Interesting. I don't know if you're aware of this: the LLVM monorepo made some opportunistic cleanup relative to the "truth" that was in the SVN repository (for example, removing build results that were accidentally committed). How will the LLVM cleanup be reconciled in this transition? Will any additional cleanup be done as a part of this transition? (Removing no-op commits, parent simplification, etc.)

Separably, will a file be created in the repository that helps people map old git hashes to new git hashes? For example, if somebody mentions a hash in a bug database, it would be nice if they could just grep a file to get the post-monorepo hash.

1 Like

I was really hoping that the patchset was going to be rebased. Given that history must be rewritten for this to function, there is a benefit of the rebase - it will make it obvious what the patchset currently looks like and would be easier to try to integrate the changes into the upstream repository. I realize that the opportunistic benefit here would come at a great cost - most of the patches have been smeared across years of development. This means that rebasing the patches is not particularly straightforward (which I believe does increase the difficulty of someone else trying to merge the changes into upstream).
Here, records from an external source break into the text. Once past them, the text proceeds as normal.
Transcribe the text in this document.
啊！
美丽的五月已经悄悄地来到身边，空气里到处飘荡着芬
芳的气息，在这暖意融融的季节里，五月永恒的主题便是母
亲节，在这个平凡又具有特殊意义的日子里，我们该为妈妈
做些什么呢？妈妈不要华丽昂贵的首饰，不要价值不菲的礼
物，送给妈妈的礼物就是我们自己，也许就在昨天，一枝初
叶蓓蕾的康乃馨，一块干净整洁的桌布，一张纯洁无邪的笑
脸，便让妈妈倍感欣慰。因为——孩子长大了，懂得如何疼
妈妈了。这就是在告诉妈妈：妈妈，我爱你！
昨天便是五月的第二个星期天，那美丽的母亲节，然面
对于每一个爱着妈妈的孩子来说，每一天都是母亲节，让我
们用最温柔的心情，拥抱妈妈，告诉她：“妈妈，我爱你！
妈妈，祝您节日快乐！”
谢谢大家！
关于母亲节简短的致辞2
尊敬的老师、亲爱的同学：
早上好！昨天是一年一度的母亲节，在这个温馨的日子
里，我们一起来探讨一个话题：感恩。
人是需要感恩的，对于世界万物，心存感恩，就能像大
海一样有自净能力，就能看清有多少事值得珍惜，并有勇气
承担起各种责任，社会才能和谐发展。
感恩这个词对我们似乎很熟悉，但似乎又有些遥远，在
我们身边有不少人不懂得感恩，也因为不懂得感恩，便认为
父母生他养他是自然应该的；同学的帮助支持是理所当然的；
Separably, will a file be created in the repository that helps people map old git hashes to new git hashes? For example, if somebody mentions a hash in a bug database, it would be nice if they could just grep a file to get the post-monorepo hash.

That's a good point, a file is a great idea. There are also other strategies to help this issue: like annotating the commit message with the pre-monorepo hash. This is an approach that would take advantage of the fact that we'd be re-writing history already and would help when navigating history.

1 Like

Yes, we are certainly aware of cleanups made in the upstream monorepo. The upstream cleanups will be propagated to the new downstream monorepo. I believe @dexonsmith was looking into whether we could perform additional cleanups as well, so he might be able to provide more insight as to what the options are like there.

At the moment we're planning to store the mapping from the old git hashes to new ones using the idea that @kocsenc suggested, i.e. by annotating the commit messages. We are also planning to provide a tool that will allow you to perform this conversion easily, without the need to dig it out of the commit history manually.

I know I implied this question earlier, but please let me be explicit: why was history rewriting/cleanup chosen over, say, git subtree merges which don’t rewrite history or invalidate existing hashes? (I can see good arguments either way.)